With Tech start-ups in Britain having attracted around £600m of investment in this year alone, there is a huge and palpable appetite within the flourishing sector that is up by 30% from 2013 and nearly 10 times up from 2010. London is now home to 3,000 tech start-ups and is regarded as the capital of Europe. Who needs Silicon Valley, when we have Silicon Roundabout?

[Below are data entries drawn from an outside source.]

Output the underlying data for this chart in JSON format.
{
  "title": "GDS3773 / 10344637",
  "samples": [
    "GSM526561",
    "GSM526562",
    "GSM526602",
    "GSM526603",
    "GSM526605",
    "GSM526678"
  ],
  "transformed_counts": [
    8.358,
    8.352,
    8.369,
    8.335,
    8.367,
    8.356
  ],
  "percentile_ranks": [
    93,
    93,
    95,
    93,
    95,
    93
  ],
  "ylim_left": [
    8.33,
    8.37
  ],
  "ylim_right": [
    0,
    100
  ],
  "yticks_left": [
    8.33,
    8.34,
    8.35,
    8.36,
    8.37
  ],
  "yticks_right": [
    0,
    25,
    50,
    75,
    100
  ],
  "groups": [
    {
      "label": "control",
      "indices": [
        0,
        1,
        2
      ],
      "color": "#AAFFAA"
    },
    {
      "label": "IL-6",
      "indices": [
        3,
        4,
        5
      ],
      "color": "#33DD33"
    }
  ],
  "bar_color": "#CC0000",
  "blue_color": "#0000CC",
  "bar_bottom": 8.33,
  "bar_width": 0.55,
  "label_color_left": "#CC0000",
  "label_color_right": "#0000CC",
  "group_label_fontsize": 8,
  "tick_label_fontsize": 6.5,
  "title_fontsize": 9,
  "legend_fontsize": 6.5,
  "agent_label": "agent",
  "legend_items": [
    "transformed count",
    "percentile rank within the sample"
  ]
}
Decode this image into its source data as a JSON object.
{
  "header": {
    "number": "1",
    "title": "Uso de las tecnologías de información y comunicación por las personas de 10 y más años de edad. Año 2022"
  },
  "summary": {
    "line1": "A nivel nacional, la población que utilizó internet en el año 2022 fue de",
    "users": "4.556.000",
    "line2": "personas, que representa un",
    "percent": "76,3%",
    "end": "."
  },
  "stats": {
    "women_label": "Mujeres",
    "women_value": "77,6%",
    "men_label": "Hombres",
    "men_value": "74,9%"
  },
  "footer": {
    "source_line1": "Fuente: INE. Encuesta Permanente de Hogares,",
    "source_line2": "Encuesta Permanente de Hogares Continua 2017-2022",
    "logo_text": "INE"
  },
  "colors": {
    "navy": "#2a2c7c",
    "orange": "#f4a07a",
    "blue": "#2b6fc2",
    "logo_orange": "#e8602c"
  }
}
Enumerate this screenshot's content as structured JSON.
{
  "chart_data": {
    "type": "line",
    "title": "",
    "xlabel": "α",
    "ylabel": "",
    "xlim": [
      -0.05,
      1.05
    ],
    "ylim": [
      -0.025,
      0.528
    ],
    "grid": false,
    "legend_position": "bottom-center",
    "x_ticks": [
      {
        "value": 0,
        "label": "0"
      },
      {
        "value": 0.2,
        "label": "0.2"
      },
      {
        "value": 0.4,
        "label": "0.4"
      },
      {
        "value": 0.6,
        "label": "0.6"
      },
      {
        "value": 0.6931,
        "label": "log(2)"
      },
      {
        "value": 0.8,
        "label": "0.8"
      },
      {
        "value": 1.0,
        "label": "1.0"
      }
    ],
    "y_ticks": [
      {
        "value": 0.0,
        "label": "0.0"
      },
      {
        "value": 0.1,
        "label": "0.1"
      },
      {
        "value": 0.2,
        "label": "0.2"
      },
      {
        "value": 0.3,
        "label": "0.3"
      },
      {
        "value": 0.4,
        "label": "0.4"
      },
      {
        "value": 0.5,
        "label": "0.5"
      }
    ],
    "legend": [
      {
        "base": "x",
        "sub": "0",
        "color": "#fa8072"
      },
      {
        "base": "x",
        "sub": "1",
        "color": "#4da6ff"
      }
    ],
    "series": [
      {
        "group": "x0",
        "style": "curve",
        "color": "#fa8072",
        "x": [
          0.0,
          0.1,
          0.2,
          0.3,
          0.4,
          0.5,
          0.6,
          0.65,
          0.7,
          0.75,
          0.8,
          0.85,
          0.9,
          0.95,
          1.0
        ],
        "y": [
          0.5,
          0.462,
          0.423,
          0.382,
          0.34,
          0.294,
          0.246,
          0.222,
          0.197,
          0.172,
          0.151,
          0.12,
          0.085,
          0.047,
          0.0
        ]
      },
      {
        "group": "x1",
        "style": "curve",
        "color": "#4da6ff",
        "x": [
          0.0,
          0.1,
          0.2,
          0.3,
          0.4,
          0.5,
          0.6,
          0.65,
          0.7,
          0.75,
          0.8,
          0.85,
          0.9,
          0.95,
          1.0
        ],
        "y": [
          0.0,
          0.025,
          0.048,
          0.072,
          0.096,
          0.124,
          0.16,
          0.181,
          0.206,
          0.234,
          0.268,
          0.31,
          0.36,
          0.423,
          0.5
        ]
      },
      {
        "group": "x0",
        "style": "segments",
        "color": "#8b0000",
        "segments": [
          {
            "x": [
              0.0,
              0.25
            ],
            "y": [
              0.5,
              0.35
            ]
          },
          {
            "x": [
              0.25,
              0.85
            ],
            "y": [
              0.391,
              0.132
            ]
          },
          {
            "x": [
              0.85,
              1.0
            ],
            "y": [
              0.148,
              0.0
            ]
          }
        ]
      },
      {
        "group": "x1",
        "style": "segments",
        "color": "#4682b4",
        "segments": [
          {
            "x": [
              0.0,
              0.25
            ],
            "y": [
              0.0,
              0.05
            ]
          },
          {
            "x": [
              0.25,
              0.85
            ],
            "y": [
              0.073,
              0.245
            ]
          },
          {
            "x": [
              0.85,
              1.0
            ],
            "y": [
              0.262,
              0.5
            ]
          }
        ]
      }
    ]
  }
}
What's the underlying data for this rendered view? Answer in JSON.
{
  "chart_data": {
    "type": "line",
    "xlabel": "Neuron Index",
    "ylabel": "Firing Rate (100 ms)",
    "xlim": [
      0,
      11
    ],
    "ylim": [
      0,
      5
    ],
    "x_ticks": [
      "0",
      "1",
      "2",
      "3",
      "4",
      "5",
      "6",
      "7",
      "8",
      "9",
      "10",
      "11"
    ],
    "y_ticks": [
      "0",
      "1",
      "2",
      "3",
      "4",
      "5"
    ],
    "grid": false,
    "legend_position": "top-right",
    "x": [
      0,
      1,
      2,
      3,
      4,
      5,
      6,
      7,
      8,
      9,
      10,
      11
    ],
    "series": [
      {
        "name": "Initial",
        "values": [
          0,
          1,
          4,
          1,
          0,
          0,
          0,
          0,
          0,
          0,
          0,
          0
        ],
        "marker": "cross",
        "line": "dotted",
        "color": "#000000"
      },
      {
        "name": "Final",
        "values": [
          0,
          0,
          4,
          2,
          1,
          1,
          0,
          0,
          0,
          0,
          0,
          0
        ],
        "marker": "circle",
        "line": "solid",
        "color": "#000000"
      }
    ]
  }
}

It’s with this evolution of businesses and expanse of opportunities that comes the alternative and savvy CrowdVestor.  With the banks having reduced their appetite to risk, and with Venture Capital a tough door to push open, Crowdfunding has allowed businesses a highly accessible cash for equity source. This source has this week drawn the eye of City Hall who are now rewarding enterprise through a new initiative to invest £85m into start-ups over the next 3 years (as of January 2015). That equates to one investment a week and means £250k per venture will trickle into the sector, in a deal partnered by Wellington Partners and Playfair Capital.

Funding is becoming a more available commodity within a sector where development costs, marketing, sales development and salaries consume pounds before the get go. Businesses can tap into one of the 87 Crowdfunding sites in the UK alone, in a market that that has raised £1.6 Billion of funding in 2014 alone.

Setting up a business from scratch is a massively daunting decision and prioritising time when the business has no customers, no product, and nearly no cash is a major day-by-day decision… But despite these obstacles more and more people are taking the Entrepreneurial plunge, with around 8,000 start-ups setting sail every week in the UK alone, equating to around 500,000 a year. The failure rate is around 20% in the first year, but with a one in five chance of making it into month thirteen, it’s clearly still hugely appealing.

Access to cash aside, (banks, friends and family, savings, angel investors) making it to month thirteen, or past month three clearly requires a unique blend of timing, structure, product, delivery, people and funding. (Not necessarily in that order). The founder of that business will have to have an unswerving belief that leaving the security of employment (bonus, pension, health, dental and subsidised canteen), in order to face a brave new world is the right way.

In order to attract any investment there are still basic requirements – product, people, positioning and plan – A solid business plan and route to market is essential.  Staying lean and flexible is a must and goes along with absorbing and reacting to research and user group feedback.

Its important to look at the market your company is playing in, what is going on, who is on the move and where the niche exists. None of us want to be the next eToys, Pay by Touch or Pets.com (you haven’t heard of them…) and we all want to be the next Airbnb, Just Eat or Spotify (you have heard of them). They mapped the route, got some revenue, got the product working, got multiple rounds of funding and now they are flying. But importantly they adjusted their proposition to the market when the market wasn’t so sure about their proposition…that’s the measure of a good CEO, a gentle hand on the tiller.

A founder should never be negative, never tired, their strategy is clearly mapped out from day one to day exit and gone, and they are solely driven to take the business to that next level and into the stratosphere. Clearly a founder rises at 4am, checks emails, does a conference call with Japan, before a six mile run, porridge, a Mandarin lesson and having read the FT thoroughly, they arrive at the office primed and ready for a 7am kick off.

With the expertise out there and interested in working with the right start up and with Google Ventures pumping £60m in to tech start ups, this is a great time to be in London. Lessons have been learnt since the DotCom bubble burst of March 2000? Any business needs to get a strong and credible management team, with a range of skills (not the same ones), ideally tapping into a fantastic Non-Executive who brings with them huge experience, a battle hardened spirit and credibility in the market, the likes of Martha Lane Fox, Brent Hoberman, Harriet Green or Terry Leahy will do nicely.